MünchenDer bayerische Spezialchemiekonzern Wacker erholt sich zusehends von der Krise seiner Kundschaft in der Solarbranche. Im abgelaufenen Quartal vervielfachte sich der Gewinn binnen Jahresfrist auf 119 Millionen Euro, wie die Münchner am Donnerstag mitteilten. Der Umsatz legte um sechs Prozent auf 1,32 Milliarden Euro zu. Wacker profitierte auch von Entschädigungen, die Kunden leisten müssen, wenn sie bestellte Siliziummengen stornieren. „Neben einer anhaltend soliden Nachfrage in zahlreichen Branchen und Regionen gab es bei den Preisen für wichtige Produkte von Wacker positive Signale“, erklärte Vorstandschef Rudolf Staudigl. Insbesondere für hochreines Silizium für die Photovoltaik- und Halbleiterindustrie bekomme sein Haus wieder mehr. Zudem zahle sich der Sparkurs aus.

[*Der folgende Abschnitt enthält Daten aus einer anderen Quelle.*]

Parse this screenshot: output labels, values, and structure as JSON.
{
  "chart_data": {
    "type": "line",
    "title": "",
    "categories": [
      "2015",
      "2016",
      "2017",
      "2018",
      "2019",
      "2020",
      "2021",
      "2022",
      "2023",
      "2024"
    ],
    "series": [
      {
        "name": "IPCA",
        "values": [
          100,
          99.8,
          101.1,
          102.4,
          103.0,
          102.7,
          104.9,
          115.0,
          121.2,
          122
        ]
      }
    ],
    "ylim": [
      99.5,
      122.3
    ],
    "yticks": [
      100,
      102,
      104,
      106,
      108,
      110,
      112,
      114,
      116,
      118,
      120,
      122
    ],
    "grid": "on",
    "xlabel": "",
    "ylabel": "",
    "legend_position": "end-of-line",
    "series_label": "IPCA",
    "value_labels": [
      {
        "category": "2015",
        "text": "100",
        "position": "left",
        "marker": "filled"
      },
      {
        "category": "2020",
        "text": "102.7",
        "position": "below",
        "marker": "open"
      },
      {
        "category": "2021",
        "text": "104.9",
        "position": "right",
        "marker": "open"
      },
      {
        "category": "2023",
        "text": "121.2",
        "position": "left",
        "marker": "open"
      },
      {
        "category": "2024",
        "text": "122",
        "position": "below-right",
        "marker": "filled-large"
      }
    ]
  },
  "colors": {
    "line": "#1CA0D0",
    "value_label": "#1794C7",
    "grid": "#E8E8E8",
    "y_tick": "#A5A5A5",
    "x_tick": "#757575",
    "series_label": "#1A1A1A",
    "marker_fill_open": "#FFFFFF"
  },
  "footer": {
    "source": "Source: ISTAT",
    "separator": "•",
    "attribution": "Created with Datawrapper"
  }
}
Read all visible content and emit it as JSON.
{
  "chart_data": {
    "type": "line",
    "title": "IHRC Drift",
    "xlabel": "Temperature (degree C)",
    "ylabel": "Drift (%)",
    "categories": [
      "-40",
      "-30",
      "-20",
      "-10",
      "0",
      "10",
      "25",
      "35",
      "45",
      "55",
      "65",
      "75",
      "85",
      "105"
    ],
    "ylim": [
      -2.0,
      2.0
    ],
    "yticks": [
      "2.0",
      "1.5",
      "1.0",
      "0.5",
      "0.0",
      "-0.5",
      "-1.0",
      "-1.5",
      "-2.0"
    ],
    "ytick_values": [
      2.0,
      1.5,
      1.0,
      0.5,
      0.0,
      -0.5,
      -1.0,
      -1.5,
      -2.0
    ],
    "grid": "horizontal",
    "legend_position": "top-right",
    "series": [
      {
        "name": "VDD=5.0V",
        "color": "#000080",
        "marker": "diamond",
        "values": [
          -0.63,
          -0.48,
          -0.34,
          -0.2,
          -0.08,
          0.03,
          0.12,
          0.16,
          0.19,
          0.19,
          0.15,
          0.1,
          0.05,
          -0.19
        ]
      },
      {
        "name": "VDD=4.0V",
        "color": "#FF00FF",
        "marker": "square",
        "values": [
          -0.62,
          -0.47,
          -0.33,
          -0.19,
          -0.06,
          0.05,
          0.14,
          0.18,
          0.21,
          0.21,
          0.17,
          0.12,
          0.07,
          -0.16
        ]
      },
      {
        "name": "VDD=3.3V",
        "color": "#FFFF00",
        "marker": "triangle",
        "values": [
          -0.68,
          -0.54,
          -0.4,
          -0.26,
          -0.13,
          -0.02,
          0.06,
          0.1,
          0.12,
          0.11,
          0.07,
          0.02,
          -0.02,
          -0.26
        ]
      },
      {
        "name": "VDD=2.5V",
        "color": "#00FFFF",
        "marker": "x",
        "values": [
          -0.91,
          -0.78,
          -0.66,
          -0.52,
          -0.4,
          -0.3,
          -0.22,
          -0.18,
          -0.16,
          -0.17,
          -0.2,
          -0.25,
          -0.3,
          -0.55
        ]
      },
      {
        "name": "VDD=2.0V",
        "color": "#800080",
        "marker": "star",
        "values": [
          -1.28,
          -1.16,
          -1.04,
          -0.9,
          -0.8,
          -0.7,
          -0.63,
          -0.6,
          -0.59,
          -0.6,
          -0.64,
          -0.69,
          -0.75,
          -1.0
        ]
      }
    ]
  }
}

Für das Gesamtjahr traute er sich nun auch eine konkrete Prognose zu. Das Betriebsergebnis (Ebitda) werde bei etwa einer Milliarde Euro liegen, hieß es. Im Vorjahr hatte Wacker einen Wert von 679 Millionen Euro erreicht. Der Umsatz werde um die fünf Prozent von zuvor 4,48 Milliarden Euro zulegen. Der Nettogewinn werde deutlich höher als im Vorjahr ausfallen, als sich Wacker mit knapper Not in den schwarzen Zahlen gehalten hatte.